Montreal

Ubisoft Canada CEO resigns amid harassment claims made against several employees

Yannis Mallat, the president of Ubisoft Canada, resigned Saturday evening with immediate effect, according to a statement from the company. The announcement comes in the wake of a series of allegations, made throughout the company, of sexist behaviour, abuse of power and harassment.

Yannis Mallat among 3 company executives stepping down

Yannis Mallat, president of Ubisoft Canada, has resigned as the company deals with a rash of allegations of harassment and inappropriate behaviour throughout its offices. (CBC)

Yannis Mallat, the president of Ubisoft Canada, resigned Saturday evening with immediate effect, according to a statement from the game software developer.

Two other executives also resigned, according to the statement: chief creative officer Serge Hascoët and Cécile Cornet, who served as the company's global head of human relations. 

The announcement comes in the wake of a series of allegations, made throughout the company, of sexist behaviour, abuse of power and harassment. Ubisoft is a Paris-based company with offices in several Canadian cities, including a significant operation in Montreal.

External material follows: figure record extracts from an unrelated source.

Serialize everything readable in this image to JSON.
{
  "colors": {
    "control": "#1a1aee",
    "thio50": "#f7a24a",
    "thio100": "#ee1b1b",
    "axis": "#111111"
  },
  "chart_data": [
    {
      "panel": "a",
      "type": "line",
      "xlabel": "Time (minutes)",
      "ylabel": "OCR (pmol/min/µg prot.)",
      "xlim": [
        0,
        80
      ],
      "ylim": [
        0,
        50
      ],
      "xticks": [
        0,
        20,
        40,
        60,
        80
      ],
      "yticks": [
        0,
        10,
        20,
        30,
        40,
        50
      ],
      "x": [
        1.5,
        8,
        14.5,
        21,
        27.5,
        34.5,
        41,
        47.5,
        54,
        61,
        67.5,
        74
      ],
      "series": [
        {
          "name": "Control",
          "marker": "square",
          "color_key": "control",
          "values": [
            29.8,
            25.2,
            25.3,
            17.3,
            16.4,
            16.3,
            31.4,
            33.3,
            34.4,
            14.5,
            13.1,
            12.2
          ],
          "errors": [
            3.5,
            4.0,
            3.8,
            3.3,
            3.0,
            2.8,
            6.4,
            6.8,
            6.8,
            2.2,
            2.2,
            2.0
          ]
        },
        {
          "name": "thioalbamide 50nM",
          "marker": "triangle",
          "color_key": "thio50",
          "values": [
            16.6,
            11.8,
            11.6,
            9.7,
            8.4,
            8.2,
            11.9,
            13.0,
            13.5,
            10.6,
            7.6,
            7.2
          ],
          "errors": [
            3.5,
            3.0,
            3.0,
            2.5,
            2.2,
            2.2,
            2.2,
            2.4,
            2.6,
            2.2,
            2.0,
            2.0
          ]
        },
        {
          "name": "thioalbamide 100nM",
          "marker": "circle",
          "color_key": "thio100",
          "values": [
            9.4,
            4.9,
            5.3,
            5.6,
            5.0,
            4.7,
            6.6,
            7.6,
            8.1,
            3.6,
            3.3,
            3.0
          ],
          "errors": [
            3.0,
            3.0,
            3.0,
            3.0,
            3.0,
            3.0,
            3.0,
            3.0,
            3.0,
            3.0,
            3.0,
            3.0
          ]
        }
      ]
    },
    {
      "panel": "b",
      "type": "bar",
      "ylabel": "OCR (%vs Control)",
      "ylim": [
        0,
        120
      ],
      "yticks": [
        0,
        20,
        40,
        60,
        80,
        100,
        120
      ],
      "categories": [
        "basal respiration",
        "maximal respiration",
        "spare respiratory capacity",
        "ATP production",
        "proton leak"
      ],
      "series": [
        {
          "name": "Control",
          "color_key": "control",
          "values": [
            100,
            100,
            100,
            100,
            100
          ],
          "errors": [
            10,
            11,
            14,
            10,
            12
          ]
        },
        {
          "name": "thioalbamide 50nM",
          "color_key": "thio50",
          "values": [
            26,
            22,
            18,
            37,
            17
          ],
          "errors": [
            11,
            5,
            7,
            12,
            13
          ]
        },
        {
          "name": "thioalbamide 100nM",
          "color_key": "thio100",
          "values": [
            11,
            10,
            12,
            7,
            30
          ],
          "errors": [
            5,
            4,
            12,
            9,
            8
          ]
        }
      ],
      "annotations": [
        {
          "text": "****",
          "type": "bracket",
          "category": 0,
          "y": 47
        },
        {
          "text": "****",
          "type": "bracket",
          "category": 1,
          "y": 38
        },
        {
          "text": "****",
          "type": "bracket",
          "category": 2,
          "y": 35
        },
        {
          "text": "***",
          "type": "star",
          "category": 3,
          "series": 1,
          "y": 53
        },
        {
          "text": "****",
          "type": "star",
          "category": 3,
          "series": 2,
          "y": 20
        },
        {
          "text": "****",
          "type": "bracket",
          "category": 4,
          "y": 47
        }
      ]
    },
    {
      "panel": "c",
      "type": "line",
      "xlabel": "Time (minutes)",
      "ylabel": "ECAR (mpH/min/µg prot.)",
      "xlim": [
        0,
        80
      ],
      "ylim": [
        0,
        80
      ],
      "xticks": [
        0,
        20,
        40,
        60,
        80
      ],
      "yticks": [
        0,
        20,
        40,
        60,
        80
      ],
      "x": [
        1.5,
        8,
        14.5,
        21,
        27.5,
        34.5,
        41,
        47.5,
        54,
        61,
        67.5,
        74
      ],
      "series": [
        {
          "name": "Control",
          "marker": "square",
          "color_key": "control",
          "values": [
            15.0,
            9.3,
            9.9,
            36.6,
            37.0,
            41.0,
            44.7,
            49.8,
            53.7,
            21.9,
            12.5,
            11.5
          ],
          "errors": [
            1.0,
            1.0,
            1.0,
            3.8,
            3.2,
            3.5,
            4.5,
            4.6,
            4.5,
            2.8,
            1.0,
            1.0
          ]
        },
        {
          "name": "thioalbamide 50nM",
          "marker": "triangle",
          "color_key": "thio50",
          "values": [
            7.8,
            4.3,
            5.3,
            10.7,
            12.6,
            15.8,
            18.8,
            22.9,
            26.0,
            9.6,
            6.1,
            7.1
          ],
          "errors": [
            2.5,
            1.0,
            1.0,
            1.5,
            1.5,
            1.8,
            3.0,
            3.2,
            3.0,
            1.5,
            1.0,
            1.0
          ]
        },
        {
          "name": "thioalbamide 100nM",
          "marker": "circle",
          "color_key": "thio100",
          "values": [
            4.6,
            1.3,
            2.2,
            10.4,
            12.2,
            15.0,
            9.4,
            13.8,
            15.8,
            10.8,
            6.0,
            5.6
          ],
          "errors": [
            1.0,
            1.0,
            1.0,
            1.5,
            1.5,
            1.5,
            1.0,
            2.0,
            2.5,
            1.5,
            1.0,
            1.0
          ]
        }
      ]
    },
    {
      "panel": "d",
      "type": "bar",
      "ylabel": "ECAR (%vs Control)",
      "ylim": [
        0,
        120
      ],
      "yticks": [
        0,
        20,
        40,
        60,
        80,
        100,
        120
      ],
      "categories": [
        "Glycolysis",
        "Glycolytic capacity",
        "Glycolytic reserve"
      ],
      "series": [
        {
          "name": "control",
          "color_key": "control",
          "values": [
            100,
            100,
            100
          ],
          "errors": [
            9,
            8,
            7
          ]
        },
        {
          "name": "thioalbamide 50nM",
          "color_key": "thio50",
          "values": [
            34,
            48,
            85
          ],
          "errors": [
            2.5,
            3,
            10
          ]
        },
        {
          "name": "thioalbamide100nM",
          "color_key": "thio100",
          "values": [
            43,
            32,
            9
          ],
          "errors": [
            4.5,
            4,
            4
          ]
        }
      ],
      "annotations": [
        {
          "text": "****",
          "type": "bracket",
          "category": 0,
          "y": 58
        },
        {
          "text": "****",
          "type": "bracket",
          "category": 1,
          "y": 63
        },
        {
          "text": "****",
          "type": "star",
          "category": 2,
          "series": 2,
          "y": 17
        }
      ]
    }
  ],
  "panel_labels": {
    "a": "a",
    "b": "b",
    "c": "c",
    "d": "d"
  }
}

"The recent allegation that have come to light in Canada against multiple employees make it impossible for [Mallat] to continue in this position," the statement said.

Yves Guillemot, Ubisoft's president and founder, will act as the Canadian chapter's interim president.

"Ubisoft has fallen short in its obligation to guarantee a safe and inclusive workplace environment for its employees. This is unacceptable, as toxic behaviours are in direct contrast to values on which I have never compromised — and never will," Guillemot said in the statement. "I am committed to implementing profound changes across the Company to improve and strengthen our workplace culture."

Earlier this week, the company said its Toronto-based vice-president of editorial, Maxime Beland, had resigned and another unidentified employee in Toronto was fired.